The bulk of the explanations are in the AHRQ Providers Processing file.
library(tidyverse)
# suppresses grouping warning
options(dplyr.summarise.inform = FALSE)
We start with all delivery data per Leapfrog standards. The facilities list comes from the providers processing for AHRQ deliveries.
### production data
path_prod <- "data-processed/lf_del_vag.rds"
del <- read_rds(path_prod)
del %>% nrow()
## [1] 930101
### facilities list
providers_full <- read_rds("data-processed/providers_full.rds")
Here we update the Leapfrog delivery data to use the official name based on the full providers list processed with the AHRQ data. Any matches not in the current facilites list will get the most recent name from the full list and not have a PROVIDER_CITY or PROVIDER_ADDRESS added.
del_names <- del %>%
left_join(providers_full, by = "THCIC_ID") %>%
rename(
PROVIDER_NAME_ORIG = PROVIDER_NAME,
PROVIDER_NAME = PROVIDER_NAME_CLEANED,
)
del_names_cnt <- del_names %>% nrow()
# determine the scope of records updated
fac_cleaned <- del_names %>%
filter(PROVIDER_NAME != PROVIDER_NAME_ORIG)

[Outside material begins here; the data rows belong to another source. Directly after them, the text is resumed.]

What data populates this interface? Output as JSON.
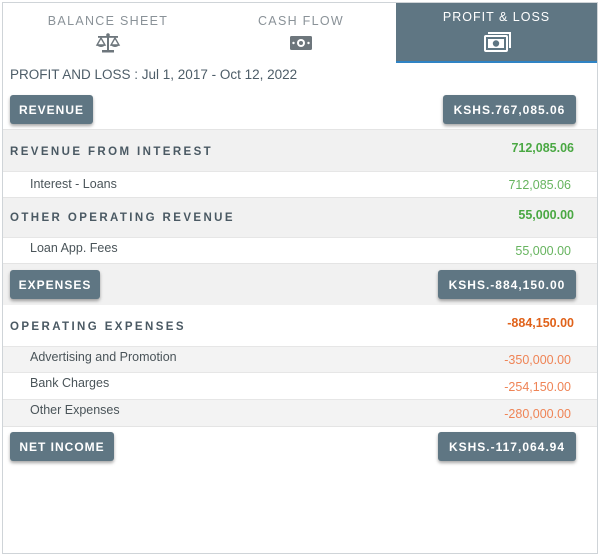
{
  "tabs": [
    {
      "label": "BALANCE SHEET",
      "icon": "scale-icon",
      "active": false
    },
    {
      "label": "CASH FLOW",
      "icon": "banknote-icon",
      "active": false
    },
    {
      "label": "PROFIT & LOSS",
      "icon": "money-stack-icon",
      "active": true
    }
  ],
  "period": "PROFIT AND LOSS : Jul 1, 2017 - Oct 12, 2022",
  "revenue": {
    "button_label": "REVENUE",
    "total": "KSHS.767,085.06",
    "sections": [
      {
        "title": "REVENUE FROM INTEREST",
        "value": "712,085.06",
        "items": [
          {
            "label": "Interest - Loans",
            "value": "712,085.06"
          }
        ]
      },
      {
        "title": "OTHER OPERATING REVENUE",
        "value": "55,000.00",
        "items": [
          {
            "label": "Loan App. Fees",
            "value": "55,000.00"
          }
        ]
      }
    ]
  },
  "expenses": {
    "button_label": "EXPENSES",
    "total": "KSHS.-884,150.00",
    "sections": [
      {
        "title": "OPERATING EXPENSES",
        "value": "-884,150.00",
        "items": [
          {
            "label": "Advertising and Promotion",
            "value": "-350,000.00"
          },
          {
            "label": "Bank Charges",
            "value": "-254,150.00"
          },
          {
            "label": "Other Expenses",
            "value": "-280,000.00"
          }
        ]
      }
    ]
  },
  "net_income": {
    "button_label": "NET INCOME",
    "total": "KSHS.-117,064.94"
  },
  "colors": {
    "accent": "#5f7683",
    "positive": "#4aa843",
    "negative": "#e0621a"
  }
}
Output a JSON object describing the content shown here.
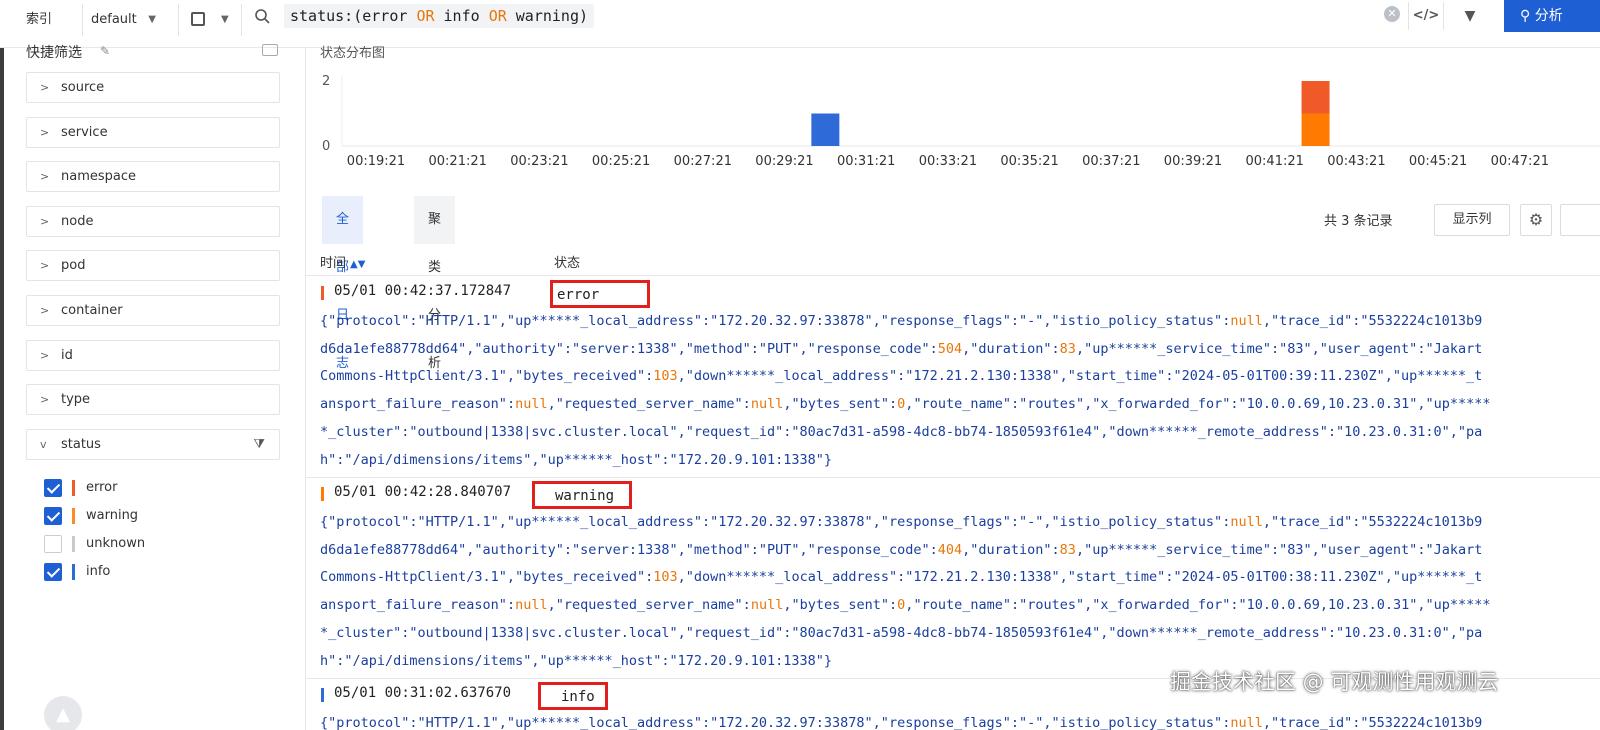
{
  "topbar": {
    "index_label": "索引",
    "index_value": "default",
    "query_prefix": "status:(",
    "query_tokens": [
      "error",
      "OR",
      "info",
      "OR",
      "warning"
    ],
    "query_suffix": ")",
    "analyze_label": "分析"
  },
  "sidebar": {
    "title": "快捷筛选",
    "fields": [
      "source",
      "service",
      "namespace",
      "node",
      "pod",
      "container",
      "id",
      "type"
    ],
    "status_field": "status",
    "status_options": [
      {
        "label": "error",
        "checked": true,
        "color": "#f05a28"
      },
      {
        "label": "warning",
        "checked": true,
        "color": "#ff8a1f"
      },
      {
        "label": "unknown",
        "checked": false,
        "color": "#c7cbd1"
      },
      {
        "label": "info",
        "checked": true,
        "color": "#2f6ad9"
      }
    ]
  },
  "chart_data": {
    "type": "bar",
    "title": "状态分布图",
    "categories": [
      "00:19:21",
      "00:21:21",
      "00:23:21",
      "00:25:21",
      "00:27:21",
      "00:29:21",
      "00:31:21",
      "00:33:21",
      "00:35:21",
      "00:37:21",
      "00:39:21",
      "00:41:21",
      "00:43:21",
      "00:45:21",
      "00:47:21"
    ],
    "y_ticks": [
      0,
      2
    ],
    "ylim": [
      0,
      2
    ],
    "stacked_bars": [
      {
        "x": "00:30:21",
        "segments": [
          {
            "status": "info",
            "value": 1,
            "color": "#2f6ad9"
          }
        ]
      },
      {
        "x": "00:42:21",
        "segments": [
          {
            "status": "warning",
            "value": 1,
            "color": "#ff7a00"
          },
          {
            "status": "error",
            "value": 1,
            "color": "#f05a28"
          }
        ]
      }
    ]
  },
  "tabs": [
    {
      "label": "全部日志",
      "active": true
    },
    {
      "label": "聚类分析",
      "active": false
    }
  ],
  "toolbar": {
    "count_text": "共 3 条记录",
    "columns_label": "显示列"
  },
  "table": {
    "col_time": "时间",
    "col_status": "状态"
  },
  "logs": [
    {
      "time": "05/01 00:42:37.172847",
      "status": "error",
      "bar_color": "#f05a28",
      "lines": [
        "{\"protocol\":\"HTTP/1.1\",\"up******_local_address\":\"172.20.32.97:33878\",\"response_flags\":\"-\",\"istio_policy_status\":null,\"trace_id\":\"5532224c1013b9",
        "d6da1efe88778dd64\",\"authority\":\"server:1338\",\"method\":\"PUT\",\"response_code\":504,\"duration\":83,\"up******_service_time\":\"83\",\"user_agent\":\"Jakart",
        "Commons-HttpClient/3.1\",\"bytes_received\":103,\"down******_local_address\":\"172.21.2.130:1338\",\"start_time\":\"2024-05-01T00:39:11.230Z\",\"up******_t",
        "ansport_failure_reason\":null,\"requested_server_name\":null,\"bytes_sent\":0,\"route_name\":\"routes\",\"x_forwarded_for\":\"10.0.0.69,10.23.0.31\",\"up*****",
        "*_cluster\":\"outbound|1338|svc.cluster.local\",\"request_id\":\"80ac7d31-a598-4dc8-bb74-1850593f61e4\",\"down******_remote_address\":\"10.23.0.31:0\",\"pa",
        "h\":\"/api/dimensions/items\",\"up******_host\":\"172.20.9.101:1338\"}"
      ]
    },
    {
      "time": "05/01 00:42:28.840707",
      "status": "warning",
      "bar_color": "#ff7a00",
      "lines": [
        "{\"protocol\":\"HTTP/1.1\",\"up******_local_address\":\"172.20.32.97:33878\",\"response_flags\":\"-\",\"istio_policy_status\":null,\"trace_id\":\"5532224c1013b9",
        "d6da1efe88778dd64\",\"authority\":\"server:1338\",\"method\":\"PUT\",\"response_code\":404,\"duration\":83,\"up******_service_time\":\"83\",\"user_agent\":\"Jakart",
        "Commons-HttpClient/3.1\",\"bytes_received\":103,\"down******_local_address\":\"172.21.2.130:1338\",\"start_time\":\"2024-05-01T00:38:11.230Z\",\"up******_t",
        "ansport_failure_reason\":null,\"requested_server_name\":null,\"bytes_sent\":0,\"route_name\":\"routes\",\"x_forwarded_for\":\"10.0.0.69,10.23.0.31\",\"up*****",
        "*_cluster\":\"outbound|1338|svc.cluster.local\",\"request_id\":\"80ac7d31-a598-4dc8-bb74-1850593f61e4\",\"down******_remote_address\":\"10.23.0.31:0\",\"pa",
        "h\":\"/api/dimensions/items\",\"up******_host\":\"172.20.9.101:1338\"}"
      ]
    },
    {
      "time": "05/01 00:31:02.637670",
      "status": "info",
      "bar_color": "#2f6ad9",
      "lines": [
        "{\"protocol\":\"HTTP/1.1\",\"up******_local_address\":\"172.20.32.97:33878\",\"response_flags\":\"-\",\"istio_policy_status\":null,\"trace_id\":\"5532224c1013b9"
      ]
    }
  ],
  "footer": {
    "watermark": "掘金技术社区 @ 可观测性用观测云"
  }
}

fac_cleaned_cnt <- fac_cleaned %>% nrow()
cat(fac_cleaned_cnt, " of ", del_names_cnt, " records were updated with new PROVIDER_NAMEs.", sep = "")
## 125856 of 930101 records were updated with new PROVIDER_NAMEs.
#peek at the list
fac_cleaned %>%
select(PROVIDER_NAME_ORIG, PROVIDER_NAME, THCIC_ID) %>%
distinct() %>%
arrange(PROVIDER_NAME_ORIG)
# write the cleaned data
del_names %>%
write_rds("data-processed/lf_del_cleaned.rds")
# klaxon to sound completion
beepr::beep(4)